Xah Lee's Unixism

jmfbahciv at aol.com jmfbahciv at aol.com
Thu Sep 9 09:21:45 EDT 2004


In article <5sjnhc.bb81.ln at via.reistad.priv.no>,
   Morten Reistad <firstname at lastname.pr1v.n0> wrote:
>In article <413f049f$0$6914$61fed72c at news.rcn.com>,  <jmfbahciv at aol.com> 
wrote:
>>In article <p9qdnTnxTYDJR6PcRVn-pw at speakeasy.net>,
>>   rpw3 at rpw3.org (Rob Warnock) wrote:
>>>John Thingstad <john.thingstad at chello.no> wrote:
>>>+---------------
>>>| As you may know XP is not particularly good as a server.
>>>....
>>>| I would go for some Unix implementation (perhaps free-BSD)
>>>| As a workstation XP seems OK.
>>>| I hear a lot of complaints about XP's stability.
>>>| Since I have not administered a XP network, yet, I cant comment on 
that.
>>>| But in my personal experience it is a stable system.
>>>| I frequently let my computer run 24 hrs. a day for more than a month  
>>>| without a need to reboot. So for me it is adequate.
>>>+---------------
>>>
>>>*Only* a month?!?  Here's the uptime for one of my FreeBSD boxes
>>>[an old, slow '486]:
>>>
>>>    %  uptime
>>>     2:44AM  up 630 days, 21:14, 1 user, load averages: 0.06, 0.02, 0.00
>>>    % 
>>>
>>>That's over *20* months!!
>>
>>I bet we can measure the youngster's age by the uptimes he boasts.
>>>
>>>
>>>-Rob
>>>
>>>p.s. I remember the time back in the early 70's (at Emory Univ.) when
>>>we called DEC Field Service to complain that our PDP-10 had an uptime
>>>of over a year. Why were we complaining? Well, that meant that DEC Field
>>>Service had failed to perform scheduled preventive maintenance (which
>>>usually involved at least one power cycle)...  ;-}
>>
>>One?  Had to be two.  FS was supposed to use their service pack
>>as the system disk, not the customers!!!  I believe that was
>>true even in 1970.  The dangers of smushing bits was too great.
>
>But with a PM you had to do a cold start. All the disks had to be 
>spun down, filters changed, and they had to spin for an ungodly long
>time after the filter change before heads could be enabled again. This
>was to bring all the dust that was let loose in the process into the new
>filters before heads went to fly over the platters again.
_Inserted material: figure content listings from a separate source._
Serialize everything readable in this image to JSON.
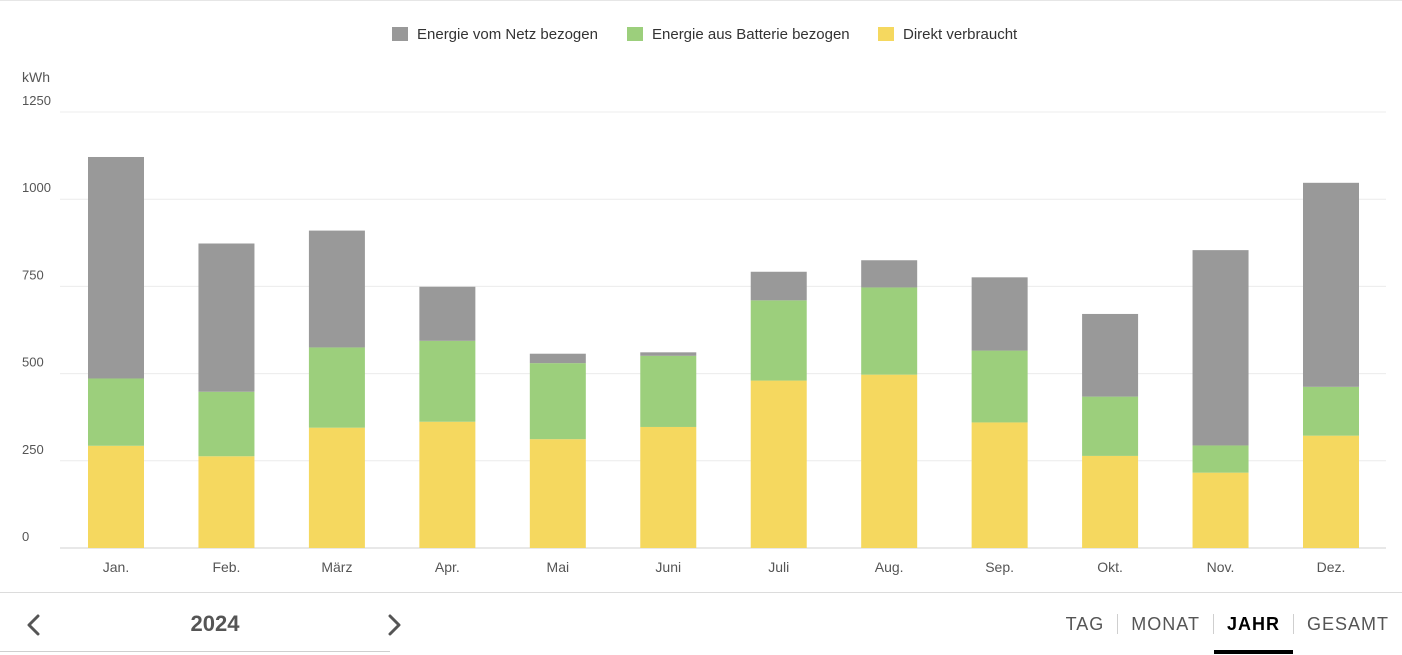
{
  "chart_data": {
    "type": "bar",
    "stacked": true,
    "unit_label": "kWh",
    "categories": [
      "Jan.",
      "Feb.",
      "März",
      "Apr.",
      "Mai",
      "Juni",
      "Juli",
      "Aug.",
      "Sep.",
      "Okt.",
      "Nov.",
      "Dez."
    ],
    "series": [
      {
        "name": "Direkt verbraucht",
        "color": "#f5d85f",
        "values": [
          293,
          263,
          345,
          362,
          312,
          347,
          480,
          497,
          360,
          264,
          216,
          322
        ]
      },
      {
        "name": "Energie aus Batterie bezogen",
        "color": "#9ccf7c",
        "values": [
          193,
          185,
          230,
          232,
          218,
          204,
          230,
          250,
          206,
          170,
          78,
          140
        ]
      },
      {
        "name": "Energie vom Netz bezogen",
        "color": "#999999",
        "values": [
          635,
          425,
          335,
          155,
          27,
          10,
          82,
          78,
          210,
          237,
          560,
          585
        ]
      }
    ],
    "legend_order": [
      "Energie vom Netz bezogen",
      "Energie aus Batterie bezogen",
      "Direkt verbraucht"
    ],
    "yticks": [
      0,
      250,
      500,
      750,
      1000,
      1250
    ],
    "ylim": [
      0,
      1250
    ],
    "grid": true,
    "legend_position": "top-center"
  },
  "nav": {
    "prev_icon": "chevron-left-icon",
    "next_icon": "chevron-right-icon",
    "year": "2024"
  },
  "tabs": [
    {
      "label": "TAG",
      "active": false
    },
    {
      "label": "MONAT",
      "active": false
    },
    {
      "label": "JAHR",
      "active": true
    },
    {
      "label": "GESAMT",
      "active": false
    }
  ]
}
That's why there was always two boots; one for FS to bring up thier
service pack to run diags; the other one was when the system was
handed back to the customer.

>
>Also power supplies had to be checked for the dreaded capacitor
>problems. Tape drives also had these. This was industry-wide 
>problems; and news from a few burned UPS'es the last couple of
>months tell me that the capacitor problems are still with us.
>
>It was a real accomplishment when we in 1988 could do a full
>PM (Prime gear) without shutting down the system. All disks were
>mirrored, and all power duplicated, so we shut down half of the
>hardware and did PM on that; and took the other half next week.
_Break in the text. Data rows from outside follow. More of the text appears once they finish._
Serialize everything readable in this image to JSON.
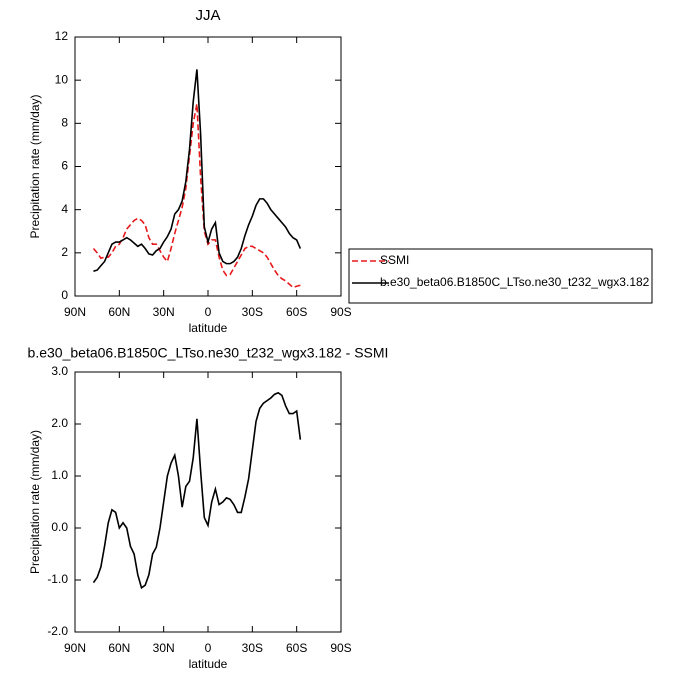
{
  "chart_data": [
    {
      "type": "line",
      "title": "JJA",
      "x_label": "latitude",
      "y_label": "Precipitation rate (mm/day)",
      "x": [
        77.5,
        75,
        72.5,
        70,
        67.5,
        65,
        62.5,
        60,
        57.5,
        55,
        52.5,
        50,
        47.5,
        45,
        42.5,
        40,
        37.5,
        35,
        32.5,
        30,
        27.5,
        25,
        22.5,
        20,
        17.5,
        15,
        12.5,
        10,
        7.5,
        5,
        2.5,
        0,
        -2.5,
        -5,
        -7.5,
        -10,
        -12.5,
        -15,
        -17.5,
        -20,
        -22.5,
        -25,
        -27.5,
        -30,
        -32.5,
        -35,
        -37.5,
        -40,
        -42.5,
        -45,
        -47.5,
        -50,
        -52.5,
        -55,
        -57.5,
        -60,
        -62.5
      ],
      "series": [
        {
          "name": "SSMI",
          "color": "#e8191b",
          "linestyle": "dashed",
          "values": [
            2.2,
            2.0,
            1.75,
            1.8,
            1.8,
            2.0,
            2.3,
            2.4,
            2.7,
            3.1,
            3.3,
            3.5,
            3.6,
            3.5,
            3.3,
            2.7,
            2.4,
            2.4,
            2.1,
            1.8,
            1.6,
            2.2,
            2.9,
            3.5,
            4.1,
            5.0,
            6.5,
            8.0,
            8.9,
            5.5,
            3.0,
            2.4,
            2.6,
            2.6,
            1.8,
            1.2,
            0.95,
            1.0,
            1.3,
            1.6,
            1.9,
            2.2,
            2.3,
            2.3,
            2.2,
            2.1,
            2.0,
            1.8,
            1.5,
            1.2,
            0.95,
            0.8,
            0.7,
            0.55,
            0.4,
            0.45,
            0.5
          ]
        },
        {
          "name": "b.e30_beta06.B1850C_LTso.ne30_t232_wgx3.182",
          "color": "#000000",
          "linestyle": "solid",
          "values": [
            1.15,
            1.2,
            1.4,
            1.6,
            2.0,
            2.4,
            2.5,
            2.5,
            2.6,
            2.7,
            2.6,
            2.45,
            2.3,
            2.4,
            2.2,
            1.95,
            1.9,
            2.1,
            2.2,
            2.5,
            2.75,
            3.1,
            3.8,
            4.0,
            4.4,
            5.3,
            6.8,
            9.0,
            10.5,
            7.5,
            3.2,
            2.5,
            3.1,
            3.4,
            2.0,
            1.6,
            1.5,
            1.5,
            1.6,
            1.8,
            2.2,
            2.8,
            3.3,
            3.7,
            4.2,
            4.5,
            4.5,
            4.3,
            4.0,
            3.8,
            3.6,
            3.4,
            3.2,
            2.9,
            2.7,
            2.6,
            2.2
          ]
        }
      ],
      "xlim": [
        90,
        -90
      ],
      "xticks": [
        {
          "value": 90,
          "label": "90N"
        },
        {
          "value": 60,
          "label": "60N"
        },
        {
          "value": 30,
          "label": "30N"
        },
        0,
        {
          "value": -30,
          "label": "30S"
        },
        {
          "value": -60,
          "label": "60S"
        },
        {
          "value": -90,
          "label": "90S"
        }
      ],
      "ylim": [
        0,
        12
      ],
      "yticks": [
        0,
        2,
        4,
        6,
        8,
        10,
        12
      ],
      "legend": "right"
    },
    {
      "type": "line",
      "title": "b.e30_beta06.B1850C_LTso.ne30_t232_wgx3.182 - SSMI",
      "x_label": "latitude",
      "y_label": "Precipitation rate (mm/day)",
      "x": [
        77.5,
        75,
        72.5,
        70,
        67.5,
        65,
        62.5,
        60,
        57.5,
        55,
        52.5,
        50,
        47.5,
        45,
        42.5,
        40,
        37.5,
        35,
        32.5,
        30,
        27.5,
        25,
        22.5,
        20,
        17.5,
        15,
        12.5,
        10,
        7.5,
        5,
        2.5,
        0,
        -2.5,
        -5,
        -7.5,
        -10,
        -12.5,
        -15,
        -17.5,
        -20,
        -22.5,
        -25,
        -27.5,
        -30,
        -32.5,
        -35,
        -37.5,
        -40,
        -42.5,
        -45,
        -47.5,
        -50,
        -52.5,
        -55,
        -57.5,
        -60,
        -62.5
      ],
      "values": [
        -1.05,
        -0.95,
        -0.75,
        -0.35,
        0.1,
        0.35,
        0.3,
        0.0,
        0.1,
        0.0,
        -0.35,
        -0.5,
        -0.9,
        -1.15,
        -1.1,
        -0.9,
        -0.5,
        -0.37,
        0.0,
        0.5,
        1.0,
        1.25,
        1.4,
        1.0,
        0.4,
        0.8,
        0.9,
        1.35,
        2.1,
        1.1,
        0.2,
        0.05,
        0.5,
        0.75,
        0.45,
        0.5,
        0.58,
        0.55,
        0.45,
        0.3,
        0.3,
        0.6,
        0.95,
        1.5,
        2.05,
        2.3,
        2.4,
        2.45,
        2.5,
        2.57,
        2.6,
        2.55,
        2.35,
        2.2,
        2.2,
        2.25,
        1.7
      ],
      "color": "#000000",
      "xlim": [
        90,
        -90
      ],
      "xticks": [
        {
          "value": 90,
          "label": "90N"
        },
        {
          "value": 60,
          "label": "60N"
        },
        {
          "value": 30,
          "label": "30N"
        },
        0,
        {
          "value": -30,
          "label": "30S"
        },
        {
          "value": -60,
          "label": "60S"
        },
        {
          "value": -90,
          "label": "90S"
        }
      ],
      "ylim": [
        -2,
        3
      ],
      "yticks": [
        {
          "value": -2,
          "label": "-2.0"
        },
        {
          "value": -1,
          "label": "-1.0"
        },
        {
          "value": 0,
          "label": "0.0"
        },
        {
          "value": 1,
          "label": "1.0"
        },
        {
          "value": 2,
          "label": "2.0"
        },
        {
          "value": 3,
          "label": "3.0"
        }
      ]
    }
  ]
}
That's exactly what JMF's and TW's implementation of SMP gave
the customer.  Not only that but a catastrophic hardware failure
no longer brought down the whole system.  What was really amusing
to me is that TW and JMF had no idea what they'ld created.  The
first time I told them that a system would never ever have
to be rebooted, I grew two heads.  OTOH, it was impossible
to convince FS that a PM didn't have to be a system-wide PM.

I don't think we ever got that change permutated throughout the
org. 
>
>SMD filters were used at a quite high rate; even inside well 
>filtered rooms. ISTR 6 months was a pretty long interval between PM's. 

Our FS liked to have PMs done weekly and then a major PM done monthly.
I never had time to learn exactly what the procedures were.  They
were documented and laid out but I don't know what happened to
that info.

/BAH

Subtract a hundred and four for e-mail.